Tuesday, August 30, 2011


Today is MY DAY. The sun is shining and the weatherman predicts 101 deg for the day. I can't complain. We've experienced harrowing hours watching Irene rip across states leaving death and destruction. My day has seen disasters and accidents in the past:  Katrina six years ago,the flooding of the Delaware River while we were in New York (one of several times in early 2000) and Diana's accident.  Death, destruction and happiness rolled into the last of August.

I came into the world to two hard-working people who lived in Jackson, Mississippi.. Mother was 19 and Daddy 21. They had been married 13  months. I'm not sure my appearance was a good omen or not, because I remember nothing of my childhood but their struggles and their attempts to keep me happy while shielding me from the poverty of the Depression years. From the moment I was able to talk about birthday,  they asked me what I wanted for my gift. I replied, "A pink dress with two pockets." I didn't get that dress until I was10 years old. It was probably on lay-away for  months. Thanks Mom and Dad for rearing me in hard times.

 Happy Birthday to me. Thank you family and friends for remembering an aging creature who appreciates her life.

Above is me at aged 7 or 8 in a flowered dress made by Mother,carrying a purse with a Kleenex inside.
 I felt so grown up that day.

Wednesday, August 17, 2011

A Plea in the Dark

Some time in the past three years an inventor heard my impassioned plea. I had begun to dread cleaning up the house. The very idea that to clean floors I had to take the cotton mop, dip it in soapy water, scrub the floors, then rinse, finally with two weakened hands, wring out the water--a waste of my dying strength. So I ignored the floors. I began to ignore everything in the house. I felt like an old woman who made her way through stacks of newspapers and magazines from one room to another, except in my case, it was dodging fluff balls and ignoring the collection of detritus lining the floors in the corners. Sounds terrible, doesn't it? But R said we had too many "things" in our house to have a housekeeper, so the "things" were the only items that didn't collect over time.

That's when someone understood my anguish and invented the Swiffer. Hubby thought owning one was showing how lazy he was. Who could have been  lazier than we? So we waited a year until R's patience blew to the ends of the earth. He went out and bought one version of the Swiffer.

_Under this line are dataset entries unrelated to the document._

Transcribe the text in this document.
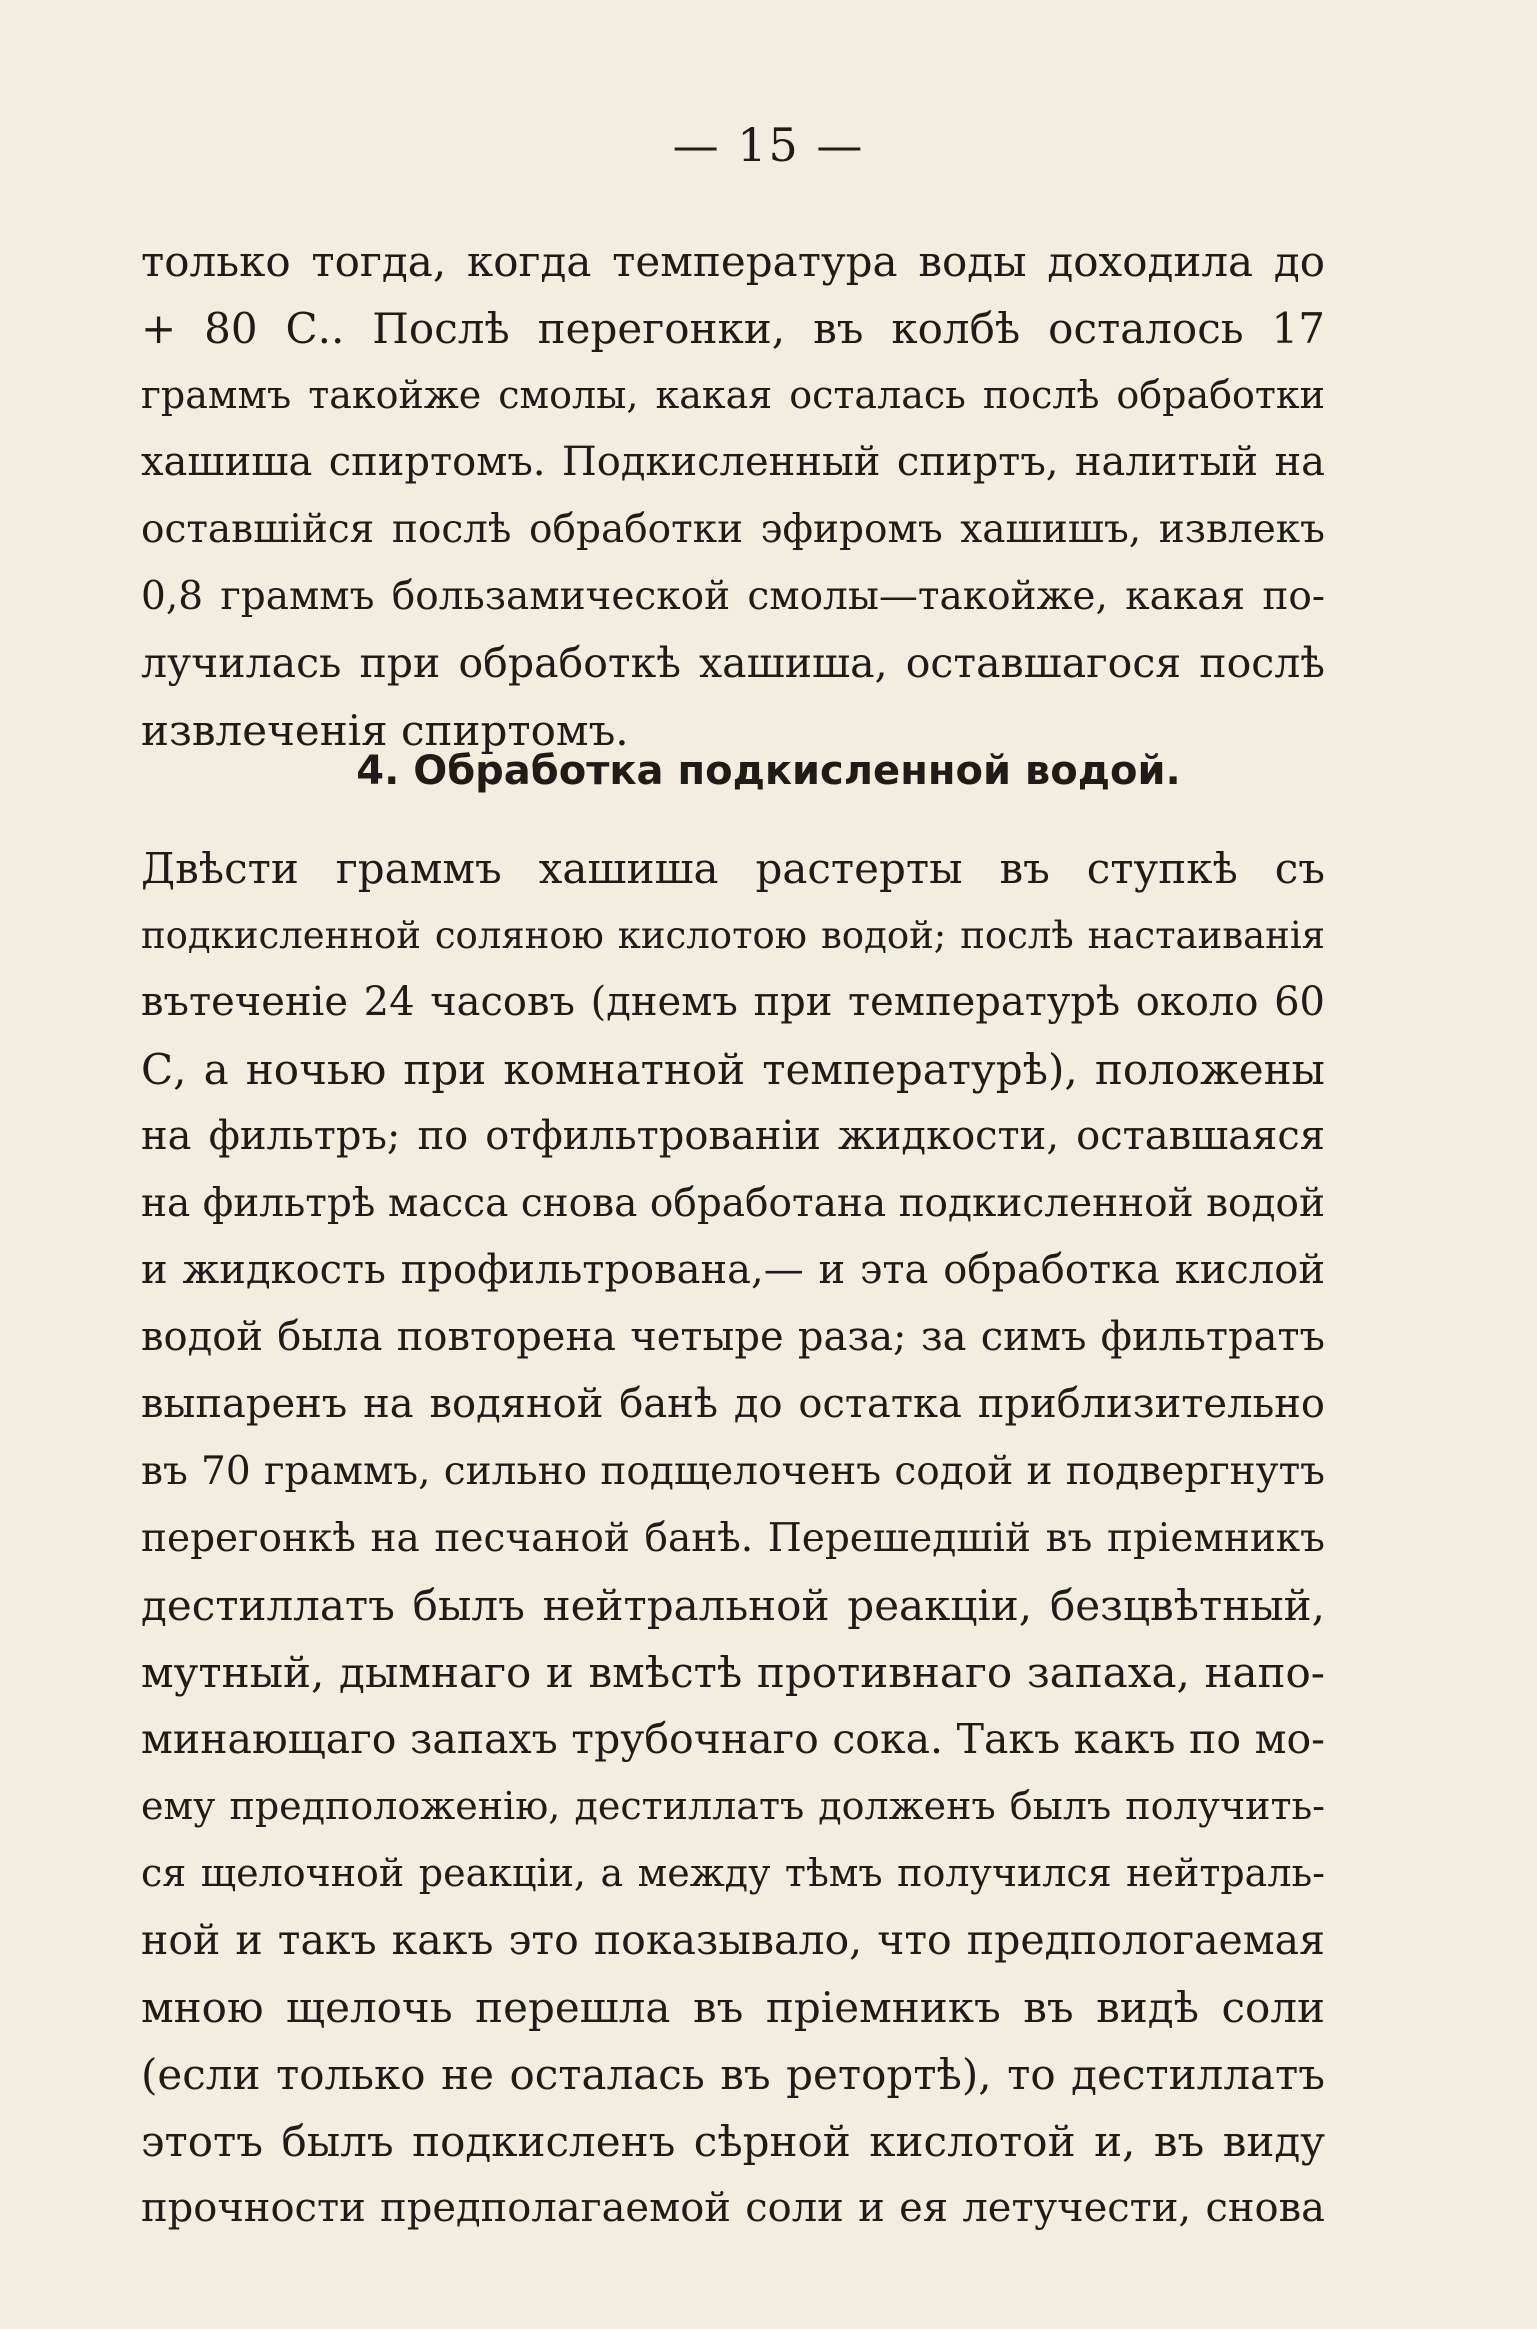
— 15 —
только тогда, когда температура воды доходила до
+ 80 С.. Послѣ перегонки, въ колбѣ осталось 17
граммъ такойже смолы, какая осталась послѣ обработки
хашиша спиртомъ. Подкисленный спиртъ, налитый на
оставшiйся послѣ обработки эфиромъ хашишъ, извлекъ
0,8 граммъ бользамической смолы—такойже, какая по-
лучилась при обработкѣ хашиша, оставшагося послѣ
извлеченiя спиртомъ.
4. Обработка подкисленной водой.
Двѣсти граммъ хашиша растерты въ ступкѣ съ
подкисленной соляною кислотою водой; послѣ настаиванiя
вътеченiе 24 часовъ (днемъ при температурѣ около 60
С, а ночью при комнатной температурѣ), положены
на фильтръ; по отфильтрованiи жидкости, оставшаяся
на фильтрѣ масса снова обработана подкисленной водой
и жидкость профильтрована,— и эта обработка кислой
водой была повторена четыре раза; за симъ фильтратъ
выпаренъ на водяной банѣ до остатка приблизительно
въ 70 граммъ, сильно подщелоченъ содой и подвергнутъ
перегонкѣ на песчаной банѣ. Перешедшiй въ прiемникъ
дестиллатъ былъ нейтральной реакцiи, безцвѣтный,
мутный, дымнаго и вмѣстѣ противнаго запаха, напо-
минающаго запахъ трубочнаго сока. Такъ какъ по мо-
ему предположенiю, дестиллатъ долженъ былъ получить-
ся щелочной реакцiи, а между тѣмъ получился нейтраль-
ной и такъ какъ это показывало, что предпологаемая
мною щелочь перешла въ прiемникъ въ видѣ соли
(если только не осталась въ ретортѣ), то дестиллатъ
этотъ былъ подкисленъ сѣрной кислотой и, въ виду
прочности предполагаемой соли и ея летучести, снова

Now he loves cleaning the floors.

I suppose one has to get fed up with old ways to suddenly see above your head a  floating suggestion to solve problems.As  new owners we hesitated to tell anyone we had  one for fear we would be seen as slackers. Then the day came when we heard rumblings about cutting down on housework from neighbors and friends and we perked up and told our story. Before too many weeks passed, we discovered the Swiffer was popular in most homes. We didn't stand alone.

Combined with our dish washer and coffee maker, we are now a happy household.